Imogen Tyler is a Professor of Sociology at Lancaster University, a Fellow of the Academy of Social Sciences, a writer and a social activist. She is internationally renowned for her contributions to Social Theory and the Sociology of Inequalities, and has developed a range of theoretical and conceptual tools – from “social abjection” to “stigma machines” and “stigma politics”- to enrich understanding of the root causes of contemporary social problems.
Imogen’s published research has been widely adopted on university curricula across the world and is highly cited; she is ranked in the world’s top 2% scientists (Stanford-Elsevier Rankings). Over the course of her career, Imogen has given 50+ Keynote and Public Lectures. She has received many awards and recognitions, including a Lancaster University Award for Outstanding Contribution to Research (2014) and a Philip Leverhulme Prize (2015).
Imogen’s current research is focused on two connected projects:
- Hard Times: Poverty and Protest in Britain
- Elemental Inequalities: Struggles for Life Against State-Sanctioned Killing
What connects these projects is the use of historical and sociological research methods – including participatory research with ‘communities of resistance’ — to critically examine the social, political and environmental permacrisis of the current conjuncture (and in doing, to help us to imagine and build alternatives). These projects (variously) develop theories of ‘thanatocracy’ (Linebaugh & Kelley, 2024), ‘necroeconomics’ (Skeggs, 2020), ‘artificial scarcity’ (Heron, Milburn & Russell, 2025); and ‘asset-class struggle’ (Swyngedouw & Ward, 2024). These projects have emerged out Imogen’s ongoing research and engagement with clinicians, medics, social & care workers, charities and activists working at the front-line of the UK’s cumulative welfare crisis, including work with communities most affected by deepening poverty and ill-health within the British state, and activist groups practicing and forging alternative futures.
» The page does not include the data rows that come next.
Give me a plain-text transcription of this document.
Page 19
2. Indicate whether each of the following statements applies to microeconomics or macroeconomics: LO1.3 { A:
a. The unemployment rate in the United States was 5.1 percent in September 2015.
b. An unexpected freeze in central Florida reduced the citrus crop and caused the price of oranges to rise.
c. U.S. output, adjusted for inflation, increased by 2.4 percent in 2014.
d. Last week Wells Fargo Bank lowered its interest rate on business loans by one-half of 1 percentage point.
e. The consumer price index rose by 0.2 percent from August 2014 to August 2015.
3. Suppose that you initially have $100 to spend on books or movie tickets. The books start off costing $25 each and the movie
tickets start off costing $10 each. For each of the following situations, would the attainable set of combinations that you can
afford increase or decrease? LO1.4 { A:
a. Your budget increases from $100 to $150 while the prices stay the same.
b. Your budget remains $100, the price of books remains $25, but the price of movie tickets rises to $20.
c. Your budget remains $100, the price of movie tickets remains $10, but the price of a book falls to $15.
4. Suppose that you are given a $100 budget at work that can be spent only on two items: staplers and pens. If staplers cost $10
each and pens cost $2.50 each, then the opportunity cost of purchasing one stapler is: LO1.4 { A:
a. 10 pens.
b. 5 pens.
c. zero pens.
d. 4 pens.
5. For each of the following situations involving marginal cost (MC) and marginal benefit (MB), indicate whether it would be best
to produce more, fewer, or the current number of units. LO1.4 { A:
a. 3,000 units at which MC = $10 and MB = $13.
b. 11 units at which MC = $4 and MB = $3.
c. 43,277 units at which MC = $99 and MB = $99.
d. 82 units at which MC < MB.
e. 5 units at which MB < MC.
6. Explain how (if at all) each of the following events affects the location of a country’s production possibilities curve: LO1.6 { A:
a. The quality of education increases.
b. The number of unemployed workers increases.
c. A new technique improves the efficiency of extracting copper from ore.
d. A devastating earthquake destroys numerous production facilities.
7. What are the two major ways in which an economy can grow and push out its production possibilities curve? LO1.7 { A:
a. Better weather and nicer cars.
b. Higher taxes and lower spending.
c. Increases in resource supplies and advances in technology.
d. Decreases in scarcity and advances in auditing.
Imogen’s books include: Revolting Subjects: Social Abjection and Resistance in Neoliberal Britain (2013, shortlisted for the 2014 Bread and Roses Award for Radical Publishing); Protesting Citizenship: Migrant Activisms (2013, ed. with K. Marciniak); Immigrant Protest: Politics, Aesthetics, and Everyday Dissent (2014, ed. with Katarzyna Marciniak), The Sociology of Stigma (2019, edited with T. Slater); and a graphic essay with artist Charlotte Bailey, From Stigma Power to Black Power (2019). Imogen’s most recent book, Stigma: the Machinery of Inequality (2020), was described as “a devastating and brilliant book that reconceptualises stigma for the 21st Century”; “By giving voice to the dehumanised, Tyler’s book powerfully bears witness to the suffering and tragedy unfolding in our age.” You can read the introductory chapter here. In 2021 Stigma was published in paperback, and was also a Left Book Club book of the month.
A passionate believer in public sociology, Imogen has engaged and collaborated with multiple civil society, think tank, charitable, community, and heritage organisations and groups. She was a Civic Commissioner on the Morecambe Bay Poverty Truth Commission (2017-19), was a Trustee of the Poverty Truth Network, and a member of the Joseph Rowntree Foundation Stigma and Poverty Design Team.
Imogen is an executive board member of Lancaster Black History Group. Her recent work with Lancaster Museums Service on the 18th century Black Lancastrians project, (funded by Art Fund, Arts Council England, National Lottery Heritage and Association for Independent Museums), was the runner up for the 2023 Independent Museums Association Decolonizing Award & was featured as a GEM/Art-Fund re-imagining engagement case study.
Imogen has co-produced a number of publications, podcasts, videos and educational resources designed to make sociological research accessible to wider public and policy audiences. For example, see, ‘Poverty stigma: a glue that holds poverty in place ‘(JRF Report, 2024); ‘Seeking Freedom: 18th-Century Black Lives in Northern England: Key Stage 2 Teaching Resource (2024); ‘the Stigma Conversations’ Podcast Series; ‘Enclosures and the Making of Modern Britain’, a Connected Sociologies Video Lecture; and the graphic essay ‘From Stigma Power to Black Power’ (2018).